Diary of a Wimpy Kid: The Third Wheel
- Author: Jeff Kinney
- Illustrator: Jeff Kinney
- Language: English
- Series: Diary of a Wimpy Kid
- Genre: Children's
- Publisher: Amulet Books (US) Puffin Books (UK)
- Publication date: November 13, 2012 January 30, 2014 (Paperback re-issue)
- Publication place: United States
- Media type: Print (paperback, hardcover)
- Pages: 217
- ISBN: 978-1-4197-0584-7
- Preceded by: Cabin Fever
- Followed by: Hard Luck

= Diary of a Wimpy Kid: The Third Wheel =

Book by Jeff Kinney

Diary of a Wimpy Kid: The Third Wheel is a 2012 children's novel and the seventh book in the Diary of a Wimpy Kid series, written by American author Jeff Kinney. Kinney announced the book in March 2012, with The Third Wheels cover revealed in May 2012. The book was released on November 13, 2012.

==Plot==
Greg recalls several anecdotes from the time of his conception to his preschool years; notable ones include how his mother read to him before bed, how his parents' excessive kissing supposedly led to his premature birth and his difficulties in learning how to walk. After talking about his life from before he was born to his preschool years, Greg explains some of the new parenting methods his mother has tried on Manny and how Manny has been affected by those methods, which differ from those of Greg.

After comparing his childhood to Manny's, Greg decides to do chores when his Uncle Gary shows up at the front door. Uncle Gary explains how he was tricked into a “business opportunity of a lifetime” by a man in Boston and needs a place to stay while getting back up onto his dogs. He moves in before Greg's father, Frank, can object to the proposition.

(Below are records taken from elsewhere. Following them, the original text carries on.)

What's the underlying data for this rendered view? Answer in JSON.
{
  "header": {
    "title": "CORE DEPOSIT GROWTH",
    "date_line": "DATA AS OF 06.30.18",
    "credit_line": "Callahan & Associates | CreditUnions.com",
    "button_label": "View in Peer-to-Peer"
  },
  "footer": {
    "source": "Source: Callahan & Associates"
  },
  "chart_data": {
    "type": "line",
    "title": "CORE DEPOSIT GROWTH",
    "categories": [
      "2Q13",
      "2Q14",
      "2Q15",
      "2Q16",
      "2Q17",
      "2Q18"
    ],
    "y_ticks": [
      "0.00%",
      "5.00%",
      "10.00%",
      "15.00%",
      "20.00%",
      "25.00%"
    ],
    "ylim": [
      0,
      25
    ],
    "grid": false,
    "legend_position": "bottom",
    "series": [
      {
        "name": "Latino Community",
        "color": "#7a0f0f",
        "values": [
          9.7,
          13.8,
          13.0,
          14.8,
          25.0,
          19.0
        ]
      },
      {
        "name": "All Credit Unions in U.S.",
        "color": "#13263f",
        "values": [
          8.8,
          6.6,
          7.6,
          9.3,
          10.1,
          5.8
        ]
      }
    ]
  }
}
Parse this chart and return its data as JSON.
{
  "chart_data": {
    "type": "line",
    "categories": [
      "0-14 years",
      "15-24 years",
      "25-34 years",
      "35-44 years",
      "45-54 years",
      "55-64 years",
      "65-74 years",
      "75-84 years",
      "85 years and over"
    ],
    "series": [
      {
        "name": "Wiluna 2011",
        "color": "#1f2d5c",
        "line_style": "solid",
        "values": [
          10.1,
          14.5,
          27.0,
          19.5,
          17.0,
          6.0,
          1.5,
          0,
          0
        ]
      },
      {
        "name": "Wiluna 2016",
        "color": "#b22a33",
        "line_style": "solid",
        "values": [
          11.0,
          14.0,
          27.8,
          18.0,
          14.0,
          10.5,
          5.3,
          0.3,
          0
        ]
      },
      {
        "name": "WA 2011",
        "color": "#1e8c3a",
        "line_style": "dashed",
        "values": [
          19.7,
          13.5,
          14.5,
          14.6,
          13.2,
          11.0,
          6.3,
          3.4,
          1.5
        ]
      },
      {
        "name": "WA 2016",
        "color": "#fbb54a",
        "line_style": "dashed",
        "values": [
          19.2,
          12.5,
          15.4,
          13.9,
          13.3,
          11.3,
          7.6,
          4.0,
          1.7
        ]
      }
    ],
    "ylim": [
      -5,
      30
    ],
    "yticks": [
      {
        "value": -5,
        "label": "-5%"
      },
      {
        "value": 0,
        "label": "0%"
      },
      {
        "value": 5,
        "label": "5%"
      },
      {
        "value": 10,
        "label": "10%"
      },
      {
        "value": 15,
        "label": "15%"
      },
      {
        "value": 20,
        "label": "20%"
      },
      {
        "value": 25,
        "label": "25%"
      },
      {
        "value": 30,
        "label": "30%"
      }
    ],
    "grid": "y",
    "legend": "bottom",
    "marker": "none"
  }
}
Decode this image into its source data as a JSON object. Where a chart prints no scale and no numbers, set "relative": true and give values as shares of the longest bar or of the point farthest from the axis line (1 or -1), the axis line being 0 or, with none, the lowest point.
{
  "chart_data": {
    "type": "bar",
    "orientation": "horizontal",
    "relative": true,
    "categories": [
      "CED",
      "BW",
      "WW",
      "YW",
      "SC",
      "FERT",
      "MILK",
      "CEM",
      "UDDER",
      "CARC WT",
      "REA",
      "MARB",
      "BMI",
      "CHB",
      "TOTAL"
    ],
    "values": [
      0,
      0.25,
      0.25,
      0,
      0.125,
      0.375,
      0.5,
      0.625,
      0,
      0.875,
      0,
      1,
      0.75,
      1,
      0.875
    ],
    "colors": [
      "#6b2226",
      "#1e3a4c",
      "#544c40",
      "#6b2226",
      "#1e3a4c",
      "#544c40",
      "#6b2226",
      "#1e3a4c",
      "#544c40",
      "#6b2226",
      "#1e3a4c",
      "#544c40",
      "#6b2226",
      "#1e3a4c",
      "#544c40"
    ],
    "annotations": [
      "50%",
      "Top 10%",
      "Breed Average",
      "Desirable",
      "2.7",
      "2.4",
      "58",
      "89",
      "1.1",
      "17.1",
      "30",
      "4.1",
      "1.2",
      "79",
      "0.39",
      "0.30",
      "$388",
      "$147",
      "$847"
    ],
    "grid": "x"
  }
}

As Uncle Gary struggles to adjust to life at Greg's home, the school prepares for a new student council election. Greg signs up for Rowley to be a member due to his lack of detentions. Greg starts a desperately extensive, disorganized voting campaign for Rowley, which proves useless as Rowley was the only one who signed up to be social chairperson. The student council decides on the next school fundraiser. One student suggested they do a mixed motocross and wrestling event, but that got rejected in favor of a Valentine's Day dance because the school did not allow motorized vehicles in the gym. Greg decides to attend but has difficulty finding a girl to accompany him, and he gives up after a while.

Then, a girl on the student council, Abigail Brown, is left alone after her boyfriend, Michael Sampson, has a family obligation. Greg persuades Rowley to ask Abigail to go with them as a group of friends, to which she agrees. Greg's idea is to use Rowley to get him a girlfriend so he can date her. Before the dance, the group goes out to dinner, but Greg is bankrupted after he is forced to pay the bill.

At the dance, their night is ruined when geezers overrun their dance, claiming they reserved the dance area first, but they compromise things that ruin the theme, such as lights, no more music, and a partition severing half the gym. Michael Sampson arrives with another girl, Cherie Bellanger, as the family obligation was a lie, and he doesn't count on Abigail's attendance. Abigail is left in tears, and Greg attempts to comfort her. Finally, while dancing with Abigail, Greg spots what looks like chicken pox marks on her face. It only turns out she had pimples when she was crying over Michael, but Greg panics, leaving Abigail in tears, and Rowley comforts her.

The book ends with Uncle Gary winning $40,000 from the local lottery and paying Frank with the money, thus being able to now move out of the house. Rowley and Abigail begin dating, and Greg gets the chicken pox.

==Development==
The title and cover of The Third Wheel were revealed in May 2012. The book had an initial printing of 6.5 million copies. Kinney commented that he enjoyed writing the book because "there's so much humor to be mined in the world of middle school romance."

==Reception==

Critical and reader reception for The Third Wheel was positive, with the San Angelo Standard-Times calling the book "masterful."